Tarantulas: The Deadly Cargo (1977) poster

Tarantulas: The Deadly Cargo (1977)

Rating:


USA. 1977.

Crew

Director – Stuart Hagmann, Teleplay – John Groves & Guerdon Trueblood, Producer – Paul Freeman, Photography – Robert Morrison, Music – Mundell Lowe, Special Effects – Rob Downey, Art Direction – Raymond Beal. Production Company – Alan Lansburg Productions.

Cast

Claude Akins (Bert Springer), Charles Frank (Joe Harmon), Bert Remsen (Mayor Jack Douglas), Deborah Winters (Cindy Beck), Pat Hingle (Doc Hodgins), Sandy McPeak (Chief Lee Beesley), Tom Atkins (Buddy), Howard Hesseman (Fred), Matthew Laborteaux (Matthew Harmon), Penelope Windust (Gloria Beesley), Edwin Owens (Frank)


Plot

Two pilots fly a flight of coffee beans from Ecuador to the US, along with three smuggled Ecuadorians. Bad weather causes them to divert to the airport at the town of Stanleyville. However, tarantula spiders have been hiding in the sacks of beans and fatally sting the pilots, causing the plane to crash. As the locals attempt a rescue of bodies from the burning plane, the tarantulas get free. Around the town, there is soon a spate of deadly tarantula deaths.


In the 1970s, successes such as The Birds (1963), Willard (1971) and the behemoth that was Jaws (1975) precipitated a series of films about the animal and insect kingdom on the march against humanity. (I have an essay on the topic here at Animals Attack Films). During the fad’s heyday, most animal and insect species had their turn. Tarantulas: The Deadly Cargo was a TV Movie that came out in December of 1977 about a month after the more high-profile Kingdom of the Spiders (1977) was released and as such could probably be considered a Mockbuster.

Tarantulas: The Deadly Cargo starts in quite well. The plot about deadly spiders accidentally being smuggled into the US and then overrunning a small town has a number of similarities to the subsequent high-profile theatrically released Arachnophobia (1990). Director Stuart Hagmann gets in a reasonable opening with the locals converging on the plane crash site and then trying to deal with the situation as the spider attacks begin to spread around the town. Crucially, while the animals attack film has been reduced to formula by too many low-budget copies for the Syfy Channel in the 2000s, Tarantulas never feels like it is a formula Animals Attack film during these scenes.

Charles Frank in Tarantulas: The Deadly Cargo (1977)
Charles Frank encounters tarantulas among the coffee beans in the hold of the crashed plane

The main problem is that the tarantulas are not much of a massed threat.
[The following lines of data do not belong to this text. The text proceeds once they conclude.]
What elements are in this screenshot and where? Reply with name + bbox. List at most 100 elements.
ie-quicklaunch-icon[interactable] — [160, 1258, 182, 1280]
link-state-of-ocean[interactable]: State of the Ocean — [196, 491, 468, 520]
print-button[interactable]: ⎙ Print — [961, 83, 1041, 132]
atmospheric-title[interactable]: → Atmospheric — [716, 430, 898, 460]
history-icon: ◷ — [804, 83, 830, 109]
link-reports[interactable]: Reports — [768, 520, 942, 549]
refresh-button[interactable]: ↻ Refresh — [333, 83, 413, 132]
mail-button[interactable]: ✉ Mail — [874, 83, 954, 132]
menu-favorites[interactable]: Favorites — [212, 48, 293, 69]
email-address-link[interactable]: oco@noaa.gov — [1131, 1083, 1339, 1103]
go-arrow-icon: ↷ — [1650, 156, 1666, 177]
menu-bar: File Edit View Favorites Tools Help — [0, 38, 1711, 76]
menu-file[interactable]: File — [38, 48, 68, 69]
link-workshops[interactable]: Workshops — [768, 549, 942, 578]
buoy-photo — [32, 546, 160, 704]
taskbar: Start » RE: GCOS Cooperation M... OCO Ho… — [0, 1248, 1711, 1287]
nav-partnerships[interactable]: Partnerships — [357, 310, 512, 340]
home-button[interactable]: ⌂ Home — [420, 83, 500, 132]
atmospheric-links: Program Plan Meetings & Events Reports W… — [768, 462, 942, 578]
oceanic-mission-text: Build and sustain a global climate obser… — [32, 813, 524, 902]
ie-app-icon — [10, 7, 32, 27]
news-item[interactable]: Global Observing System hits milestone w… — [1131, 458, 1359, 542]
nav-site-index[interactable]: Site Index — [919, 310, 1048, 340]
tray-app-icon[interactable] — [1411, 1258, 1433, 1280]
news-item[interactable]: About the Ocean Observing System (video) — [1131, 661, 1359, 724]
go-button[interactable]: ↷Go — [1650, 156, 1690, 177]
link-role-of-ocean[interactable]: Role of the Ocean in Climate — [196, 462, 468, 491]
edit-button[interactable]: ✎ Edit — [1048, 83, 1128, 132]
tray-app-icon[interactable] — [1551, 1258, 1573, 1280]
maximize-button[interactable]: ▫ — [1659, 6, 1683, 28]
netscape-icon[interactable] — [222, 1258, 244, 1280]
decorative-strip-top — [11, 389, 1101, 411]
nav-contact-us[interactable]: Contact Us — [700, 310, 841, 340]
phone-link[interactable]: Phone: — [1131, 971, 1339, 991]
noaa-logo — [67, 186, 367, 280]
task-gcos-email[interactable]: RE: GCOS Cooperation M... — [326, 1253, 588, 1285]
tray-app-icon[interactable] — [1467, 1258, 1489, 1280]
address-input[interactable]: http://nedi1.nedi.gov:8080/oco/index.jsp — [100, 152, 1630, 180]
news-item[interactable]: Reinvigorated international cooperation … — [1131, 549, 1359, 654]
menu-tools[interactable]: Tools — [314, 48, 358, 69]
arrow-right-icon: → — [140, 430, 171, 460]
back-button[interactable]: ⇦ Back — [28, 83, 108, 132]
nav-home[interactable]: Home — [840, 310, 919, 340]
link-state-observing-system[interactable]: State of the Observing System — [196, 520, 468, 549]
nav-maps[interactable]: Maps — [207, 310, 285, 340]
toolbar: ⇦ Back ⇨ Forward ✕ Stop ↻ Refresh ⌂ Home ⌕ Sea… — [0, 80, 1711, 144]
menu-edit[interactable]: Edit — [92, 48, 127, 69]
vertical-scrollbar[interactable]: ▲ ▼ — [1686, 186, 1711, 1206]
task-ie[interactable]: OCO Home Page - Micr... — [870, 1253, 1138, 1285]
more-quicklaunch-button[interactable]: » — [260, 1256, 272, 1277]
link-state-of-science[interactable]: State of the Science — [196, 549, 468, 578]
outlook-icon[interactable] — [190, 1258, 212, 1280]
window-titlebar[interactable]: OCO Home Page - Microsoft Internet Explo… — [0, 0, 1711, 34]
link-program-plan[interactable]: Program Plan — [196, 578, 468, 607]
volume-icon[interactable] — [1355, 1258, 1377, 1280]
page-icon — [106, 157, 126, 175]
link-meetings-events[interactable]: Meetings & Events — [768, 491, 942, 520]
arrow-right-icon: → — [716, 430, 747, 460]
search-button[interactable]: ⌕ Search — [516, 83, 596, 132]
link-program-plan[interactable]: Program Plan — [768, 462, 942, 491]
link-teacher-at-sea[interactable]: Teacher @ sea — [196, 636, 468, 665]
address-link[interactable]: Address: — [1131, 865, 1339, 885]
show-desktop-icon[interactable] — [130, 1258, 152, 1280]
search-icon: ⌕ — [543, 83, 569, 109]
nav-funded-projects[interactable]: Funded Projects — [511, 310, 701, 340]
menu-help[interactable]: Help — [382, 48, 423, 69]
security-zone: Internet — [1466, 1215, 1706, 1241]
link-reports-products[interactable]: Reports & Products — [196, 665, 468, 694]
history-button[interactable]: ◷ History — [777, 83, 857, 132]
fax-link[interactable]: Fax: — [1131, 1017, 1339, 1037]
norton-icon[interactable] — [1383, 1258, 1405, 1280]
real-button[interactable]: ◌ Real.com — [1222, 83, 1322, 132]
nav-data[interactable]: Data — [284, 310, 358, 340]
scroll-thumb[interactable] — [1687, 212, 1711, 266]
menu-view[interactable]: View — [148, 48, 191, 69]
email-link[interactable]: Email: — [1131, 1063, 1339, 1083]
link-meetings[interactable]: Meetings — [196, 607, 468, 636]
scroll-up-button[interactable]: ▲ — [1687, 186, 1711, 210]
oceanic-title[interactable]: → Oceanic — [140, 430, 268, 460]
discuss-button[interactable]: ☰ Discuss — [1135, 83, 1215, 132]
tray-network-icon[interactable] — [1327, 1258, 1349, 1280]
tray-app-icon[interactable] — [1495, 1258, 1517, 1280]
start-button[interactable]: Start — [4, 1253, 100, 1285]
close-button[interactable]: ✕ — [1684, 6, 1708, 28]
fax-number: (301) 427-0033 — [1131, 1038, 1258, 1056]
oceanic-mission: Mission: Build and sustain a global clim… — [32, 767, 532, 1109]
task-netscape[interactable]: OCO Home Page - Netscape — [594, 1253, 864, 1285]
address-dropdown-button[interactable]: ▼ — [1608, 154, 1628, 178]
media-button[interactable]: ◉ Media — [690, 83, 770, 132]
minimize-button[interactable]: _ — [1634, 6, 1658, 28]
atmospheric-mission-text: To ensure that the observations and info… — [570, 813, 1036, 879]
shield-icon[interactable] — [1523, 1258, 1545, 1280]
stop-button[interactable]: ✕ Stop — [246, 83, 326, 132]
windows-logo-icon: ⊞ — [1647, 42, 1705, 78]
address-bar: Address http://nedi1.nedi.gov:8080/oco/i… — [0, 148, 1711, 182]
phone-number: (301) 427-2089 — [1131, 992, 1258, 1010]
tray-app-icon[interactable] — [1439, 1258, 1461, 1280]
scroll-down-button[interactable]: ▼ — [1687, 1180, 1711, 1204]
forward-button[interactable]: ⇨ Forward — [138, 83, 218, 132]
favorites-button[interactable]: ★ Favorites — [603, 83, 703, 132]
They are responsible for assorted individual attacks but there is never much the sense that the whole town is being taken over or at siege as there is in say Kingdom of the Spiders or various other of the Animals Attack films. The main climactic drama of the film rather weakly centres around whether or not to set an orange processing warehouse on fire to eliminate the spider menace. These latter scenes do feature Bert Remsen as one of the better Murray Hamilton-styled mayor characterisations, who is not only town mayor but also the owner of the orange warehouse, and is ruthlessly determined to protect his commercial interests, exhorting his workers to keep working and ignore the spider problems.

Stuart Hagmann had a minor career mostly directing television. He made a couple of films with the student protests film The Strawberry Statement (1970) and the crystal meth film Believe in Me (1971) but appears to have disappeared after making Tarantulas: The Deadly Cargo.

Scriptwriter Guerdon Trueblood had a career mostly in tv. His other scripts included the tv movies The Love War (1970), Sole Survivor (1970), The Savage Bees (1976), It Happened at Lakewood Manor (1977), Terror Out of the Sky (1978) and Jaws 3-D (1983).